Of course, I should point out I was right about Albert (Miguel Ferrer) and Constance (Jane Adams), who seem to be on the right track.

setsuled: (Doctor Chess)


Look at those colours and angles. Diane (Laura Dern) is a dragon on that couch.

Last night brought the most linear, logical episode of the new Twin Peaks season so far, but it was still wonderfully weird and refreshing.

Spoilers after the screenshot



Is it just me or did Constance (Jane Adams) and Albert (Miguel Ferrer) just fall for each other over Major Briggs' headless corpse? They seem like they'd be a good couple.

Don S. Davis, who played Major Briggs in the original series--and was forever typecast as a military man afterwards--died some years ago but he's still a big presence on the new series. The sequence of scenes where Bobby (Dana Ashbrook), Frank Truman (Robert Forster), and Hawk (Michael Horse) uncover the capsule that's been kept hidden by Betty Briggs (Charlotte Stewart) all this time was wonderful. Mostly a call back to the surprisingly tender moment from the première of season two between Bobby and the Major at the RR, the scenes in the new episode were both effectively sweet and engrossing as puzzle pieces falling into place.



Sound is playing a very prominent role so far on the new season. This episode features two examples of a strange hum, both in Briggs' capsule and the recurring mystery hum in the Great Northern.
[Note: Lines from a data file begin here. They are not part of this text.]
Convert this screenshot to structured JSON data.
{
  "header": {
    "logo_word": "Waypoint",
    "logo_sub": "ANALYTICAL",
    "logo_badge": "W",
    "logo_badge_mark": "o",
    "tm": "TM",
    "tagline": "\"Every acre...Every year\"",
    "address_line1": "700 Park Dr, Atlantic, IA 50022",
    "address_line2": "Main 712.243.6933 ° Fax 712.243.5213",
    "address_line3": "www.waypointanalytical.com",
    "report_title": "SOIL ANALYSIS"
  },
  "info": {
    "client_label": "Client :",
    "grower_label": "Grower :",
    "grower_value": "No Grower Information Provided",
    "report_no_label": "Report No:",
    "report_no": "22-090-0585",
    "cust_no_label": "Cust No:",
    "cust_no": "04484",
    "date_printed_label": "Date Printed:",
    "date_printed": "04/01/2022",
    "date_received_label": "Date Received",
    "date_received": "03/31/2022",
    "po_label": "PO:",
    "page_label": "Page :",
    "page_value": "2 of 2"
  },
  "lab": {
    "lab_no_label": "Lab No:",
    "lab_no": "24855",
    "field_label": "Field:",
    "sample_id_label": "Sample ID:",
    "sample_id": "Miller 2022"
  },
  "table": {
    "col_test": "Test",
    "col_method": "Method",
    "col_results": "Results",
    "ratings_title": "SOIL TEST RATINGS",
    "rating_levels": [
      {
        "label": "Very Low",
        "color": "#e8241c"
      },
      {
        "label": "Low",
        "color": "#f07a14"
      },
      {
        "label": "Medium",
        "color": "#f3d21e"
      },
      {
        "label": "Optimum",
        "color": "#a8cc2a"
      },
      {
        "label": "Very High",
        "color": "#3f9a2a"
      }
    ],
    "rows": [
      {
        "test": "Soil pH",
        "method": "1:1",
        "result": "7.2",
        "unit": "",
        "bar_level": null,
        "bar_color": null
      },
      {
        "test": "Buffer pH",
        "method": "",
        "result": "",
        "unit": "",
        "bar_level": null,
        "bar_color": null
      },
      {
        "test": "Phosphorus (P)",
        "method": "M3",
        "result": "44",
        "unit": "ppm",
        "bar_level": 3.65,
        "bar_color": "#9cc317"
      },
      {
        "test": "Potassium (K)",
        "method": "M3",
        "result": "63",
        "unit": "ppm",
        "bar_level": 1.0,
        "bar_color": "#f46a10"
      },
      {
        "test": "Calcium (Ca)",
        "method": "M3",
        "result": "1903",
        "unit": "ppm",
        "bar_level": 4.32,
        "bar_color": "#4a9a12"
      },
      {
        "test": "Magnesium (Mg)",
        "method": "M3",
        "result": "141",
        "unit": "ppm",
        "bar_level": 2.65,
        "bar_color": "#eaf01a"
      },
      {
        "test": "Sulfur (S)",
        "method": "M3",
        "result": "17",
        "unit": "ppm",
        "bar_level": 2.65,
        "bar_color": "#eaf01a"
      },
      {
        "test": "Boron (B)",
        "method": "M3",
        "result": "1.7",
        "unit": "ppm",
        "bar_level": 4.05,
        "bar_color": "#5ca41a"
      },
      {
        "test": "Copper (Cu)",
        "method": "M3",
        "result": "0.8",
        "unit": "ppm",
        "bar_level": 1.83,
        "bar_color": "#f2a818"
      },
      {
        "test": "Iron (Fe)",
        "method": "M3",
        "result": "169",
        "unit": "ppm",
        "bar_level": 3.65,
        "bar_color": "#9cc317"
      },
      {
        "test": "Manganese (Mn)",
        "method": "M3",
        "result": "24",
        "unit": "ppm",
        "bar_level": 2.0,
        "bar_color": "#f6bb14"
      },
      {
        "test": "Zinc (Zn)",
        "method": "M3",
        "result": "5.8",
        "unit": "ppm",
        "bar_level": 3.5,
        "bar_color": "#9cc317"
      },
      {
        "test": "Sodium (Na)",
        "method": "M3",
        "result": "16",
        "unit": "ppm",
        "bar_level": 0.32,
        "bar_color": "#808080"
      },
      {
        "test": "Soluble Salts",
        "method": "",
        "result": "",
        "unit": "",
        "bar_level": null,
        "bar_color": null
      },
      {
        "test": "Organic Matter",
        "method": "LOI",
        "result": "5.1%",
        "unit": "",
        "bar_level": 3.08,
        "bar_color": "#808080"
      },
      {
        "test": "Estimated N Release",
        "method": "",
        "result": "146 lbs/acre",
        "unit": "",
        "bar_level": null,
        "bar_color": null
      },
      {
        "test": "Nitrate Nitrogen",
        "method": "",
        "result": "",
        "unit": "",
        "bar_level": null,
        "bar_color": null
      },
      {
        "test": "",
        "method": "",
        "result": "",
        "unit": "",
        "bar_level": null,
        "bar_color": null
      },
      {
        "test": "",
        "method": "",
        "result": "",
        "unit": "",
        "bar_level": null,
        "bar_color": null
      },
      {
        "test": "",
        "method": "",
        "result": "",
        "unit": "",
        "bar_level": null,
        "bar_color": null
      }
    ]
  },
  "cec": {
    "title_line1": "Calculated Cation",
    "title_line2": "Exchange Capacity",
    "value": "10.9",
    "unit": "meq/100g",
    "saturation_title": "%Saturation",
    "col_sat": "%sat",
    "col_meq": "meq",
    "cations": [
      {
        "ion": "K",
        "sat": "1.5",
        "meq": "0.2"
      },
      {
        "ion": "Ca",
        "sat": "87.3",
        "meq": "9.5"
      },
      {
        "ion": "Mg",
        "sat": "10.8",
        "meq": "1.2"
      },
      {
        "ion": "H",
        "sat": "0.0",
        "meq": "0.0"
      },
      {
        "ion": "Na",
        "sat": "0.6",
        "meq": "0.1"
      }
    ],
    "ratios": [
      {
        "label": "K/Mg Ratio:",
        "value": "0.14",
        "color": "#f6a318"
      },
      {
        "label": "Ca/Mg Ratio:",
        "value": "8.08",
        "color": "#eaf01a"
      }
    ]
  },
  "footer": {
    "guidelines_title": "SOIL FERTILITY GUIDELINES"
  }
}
I love these little scenes between Ben Horne (Richard Beymer) and Beverly (Ashley Judd). Beymer's mannerisms as Ben have always been strange and funny and the two actors play out these moments well as little pockets of tension. They're fascinating as a potential affair largely because the sound, Beymer's performance, and the knowledge of Beverly's home life make you wonder what else is going on beneath the surface. Ben Horne was always one of my favourite characters--he was funny, sweet, and scary, and sort of like a dangerous, unpredictable predator. At least until he thought he was Robert E. Lee in season two. I'm glad no-one's dwelling on that.
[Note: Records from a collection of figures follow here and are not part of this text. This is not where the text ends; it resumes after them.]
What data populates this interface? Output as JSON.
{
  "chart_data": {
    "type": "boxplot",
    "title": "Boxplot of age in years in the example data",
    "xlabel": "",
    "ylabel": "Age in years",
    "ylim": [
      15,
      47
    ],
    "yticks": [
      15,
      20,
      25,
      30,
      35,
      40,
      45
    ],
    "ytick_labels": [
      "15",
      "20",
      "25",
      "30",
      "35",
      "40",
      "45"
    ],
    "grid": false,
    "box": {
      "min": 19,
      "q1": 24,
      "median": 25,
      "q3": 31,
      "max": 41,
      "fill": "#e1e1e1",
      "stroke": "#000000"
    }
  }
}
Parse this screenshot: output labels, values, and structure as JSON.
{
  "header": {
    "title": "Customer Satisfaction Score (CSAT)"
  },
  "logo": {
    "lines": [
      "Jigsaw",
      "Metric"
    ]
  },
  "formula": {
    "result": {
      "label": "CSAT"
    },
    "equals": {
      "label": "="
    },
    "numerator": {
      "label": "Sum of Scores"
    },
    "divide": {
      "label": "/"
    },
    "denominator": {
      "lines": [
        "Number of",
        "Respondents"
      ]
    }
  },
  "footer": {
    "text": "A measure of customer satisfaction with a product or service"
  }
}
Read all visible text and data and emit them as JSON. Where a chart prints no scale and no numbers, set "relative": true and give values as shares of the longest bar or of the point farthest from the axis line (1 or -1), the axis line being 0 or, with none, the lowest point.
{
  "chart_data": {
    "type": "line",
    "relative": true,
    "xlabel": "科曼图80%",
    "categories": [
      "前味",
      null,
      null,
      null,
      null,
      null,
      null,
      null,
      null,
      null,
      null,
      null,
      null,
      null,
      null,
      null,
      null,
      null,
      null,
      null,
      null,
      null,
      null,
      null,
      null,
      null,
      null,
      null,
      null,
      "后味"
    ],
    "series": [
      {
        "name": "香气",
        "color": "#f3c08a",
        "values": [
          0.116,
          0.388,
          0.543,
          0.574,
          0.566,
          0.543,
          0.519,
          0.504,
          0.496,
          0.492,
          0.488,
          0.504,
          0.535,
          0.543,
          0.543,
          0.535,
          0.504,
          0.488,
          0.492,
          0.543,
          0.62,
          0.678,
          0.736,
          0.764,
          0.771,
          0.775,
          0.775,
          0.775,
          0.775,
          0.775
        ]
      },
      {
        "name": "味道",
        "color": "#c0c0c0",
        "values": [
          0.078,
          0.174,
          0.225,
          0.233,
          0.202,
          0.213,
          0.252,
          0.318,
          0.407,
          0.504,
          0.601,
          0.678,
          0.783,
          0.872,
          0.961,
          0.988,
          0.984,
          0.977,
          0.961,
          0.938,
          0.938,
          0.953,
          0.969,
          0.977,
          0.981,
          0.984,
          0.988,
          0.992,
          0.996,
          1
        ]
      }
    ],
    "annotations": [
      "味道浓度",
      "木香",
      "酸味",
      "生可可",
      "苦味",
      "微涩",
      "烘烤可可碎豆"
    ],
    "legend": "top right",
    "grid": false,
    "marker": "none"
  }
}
I wondered if we were going to see Johnny Horne (Eric Rondell) in this season. Apparently that's Ben's wife, Sylvia (Jan D'Arcy) with him though we don't get a good look. It suggests Ben's family life is still as dysfunctional and cold as ever, something where maybe he and Beverly might have a lot in common.



Poor Jerry Horne (David Patrick Kelly) continues his bad trip in the woods. He finds himself in an estranged relationship with his foot, which could be seen as a version of what Ben is going through, though it might also be, like his feeling that his car had been stolen a few episodes earlier, a reflection of Cooper's (Kyle MacLachlan) story, a man whose life is certainly not his own.
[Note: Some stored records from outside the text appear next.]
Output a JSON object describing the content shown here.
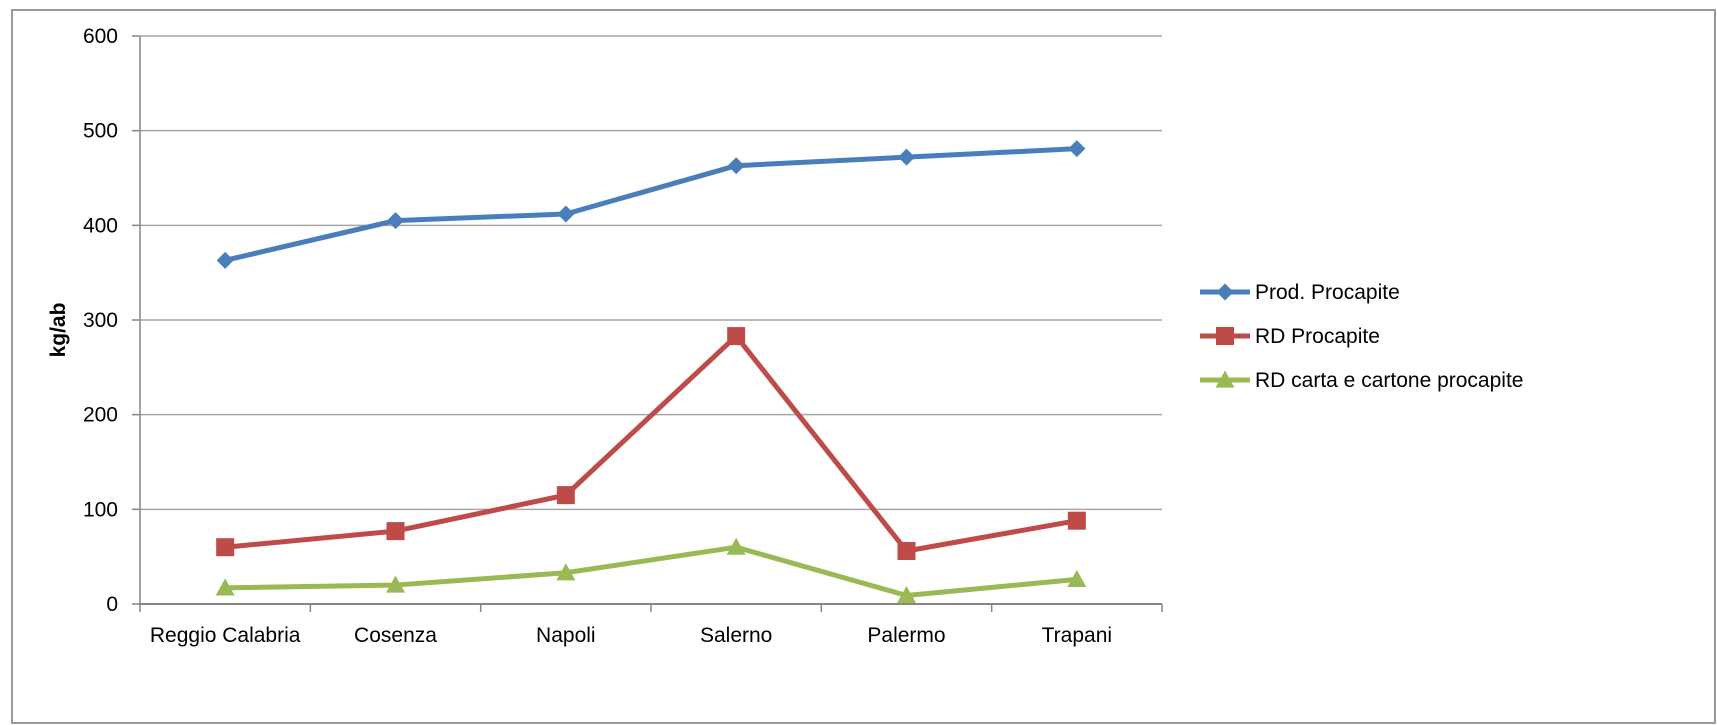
{
  "chart_data": {
    "type": "line",
    "categories": [
      "Reggio Calabria",
      "Cosenza",
      "Napoli",
      "Salerno",
      "Palermo",
      "Trapani"
    ],
    "series": [
      {
        "name": "Prod. Procapite",
        "values": [
          363,
          405,
          412,
          463,
          472,
          481
        ],
        "color": "#4a7ebb",
        "marker": "diamond"
      },
      {
        "name": "RD Procapite",
        "values": [
          60,
          77,
          115,
          283,
          56,
          88
        ],
        "color": "#be4b48",
        "marker": "square"
      },
      {
        "name": "RD carta e cartone procapite",
        "values": [
          17,
          20,
          33,
          60,
          9,
          26
        ],
        "color": "#98b954",
        "marker": "triangle"
      }
    ],
    "xlabel": "",
    "ylabel": "kg/ab",
    "ylim": [
      0,
      600
    ],
    "yticks": [
      0,
      100,
      200,
      300,
      400,
      500,
      600
    ],
    "grid": true,
    "legend_position": "right"
  }
}
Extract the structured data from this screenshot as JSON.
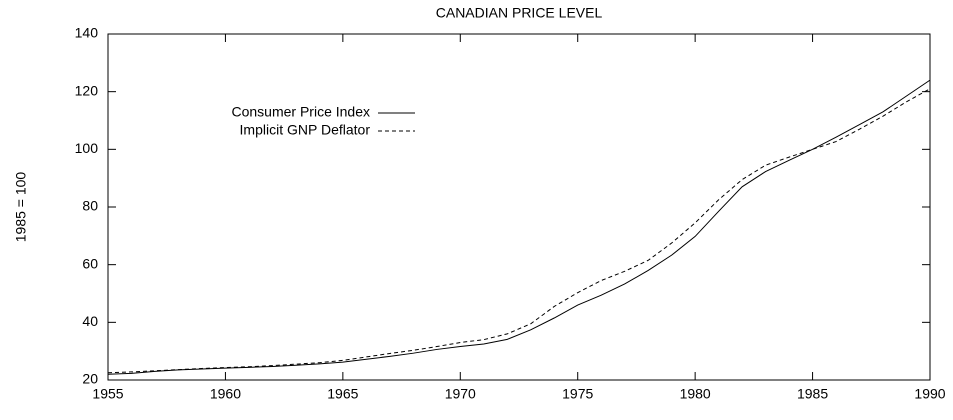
{
  "chart_data": {
    "type": "line",
    "title": "CANADIAN PRICE LEVEL",
    "ylabel": "1985 = 100",
    "x": [
      1955,
      1956,
      1957,
      1958,
      1959,
      1960,
      1961,
      1962,
      1963,
      1964,
      1965,
      1966,
      1967,
      1968,
      1969,
      1970,
      1971,
      1972,
      1973,
      1974,
      1975,
      1976,
      1977,
      1978,
      1979,
      1980,
      1981,
      1982,
      1983,
      1984,
      1985,
      1986,
      1987,
      1988,
      1989,
      1990
    ],
    "series": [
      {
        "name": "Consumer Price Index",
        "color": "#000000",
        "dashed": false,
        "values": [
          22,
          22.3,
          23,
          23.5,
          23.8,
          24.1,
          24.4,
          24.7,
          25.1,
          25.6,
          26.2,
          27.2,
          28.2,
          29.3,
          30.6,
          31.6,
          32.5,
          34.1,
          37.4,
          41.5,
          46,
          49.4,
          53.3,
          58,
          63.3,
          69.8,
          78.5,
          87,
          92.3,
          96.2,
          100,
          104.2,
          108.6,
          113,
          118.5,
          124
        ]
      },
      {
        "name": "Implicit GNP Deflator",
        "color": "#000000",
        "dashed": true,
        "values": [
          22.5,
          22.8,
          23.2,
          23.6,
          24,
          24.3,
          24.6,
          25,
          25.5,
          26,
          26.8,
          28,
          29.2,
          30.3,
          31.6,
          33,
          34,
          36,
          39.5,
          45.5,
          50.3,
          54.5,
          57.7,
          61.5,
          67.5,
          74.5,
          82.5,
          89.5,
          94.5,
          97.3,
          100,
          102.7,
          107,
          111.5,
          116.5,
          121
        ]
      }
    ],
    "xlim": [
      1955,
      1990
    ],
    "xticks": [
      1955,
      1960,
      1965,
      1970,
      1975,
      1980,
      1985,
      1990
    ],
    "ylim": [
      20,
      140
    ],
    "yticks": [
      20,
      40,
      60,
      80,
      100,
      120,
      140
    ],
    "legend": "upper left"
  }
}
Mr. C arrives at the farm and things feel a bit Tarantino-ish for the presence of Tim Roth and Jennifer Jason Leigh. I hope we'll see more of them both. I love the unexplained pair of people motionless on the ground in the background--such a Lynchian detail.



One of Lynch's talents it's easy to forget about if you watch his movies over and over (like I do) is how good he is at crafting surprises that are strange but also just close enough to credible keep you in the reality. I really, really love the three big cops investigating Dougie's case. I love the one credited as "Smiley" Fusco (Eric Edelstein) whose laugh Lynch deploys with surgical precision. The cops are like classic, cynical noir detectives just tipped into the surreal. Even the sergeant who comes in to take the fingerprints--he's in such a good mood and he's got those weird, big gestures, but it's weird like real people are weird.



I wasn't familiar with Sky Ferrera before this but I loved her scene in the roadhouse where she talks about working fast food places and scratches the huge rash in her armpit. I was reminded of the idea Lynch and Isabella Rossellini had for Rossellini's character in Wild at Heart, that she should somehow be both ugly and beautiful at the same time and that the two qualities should be related to each other in a strange way. Ferrera's conversation with her friend (Karolina Wydra) was also like a deranged version of the conversation between Donna and Maddy in the season two première.

Last night's episode ended with a welcome second performance from Au Revoir Simone. This season of Twin Peaks may end up having one of the greatest soundtracks in the history of television.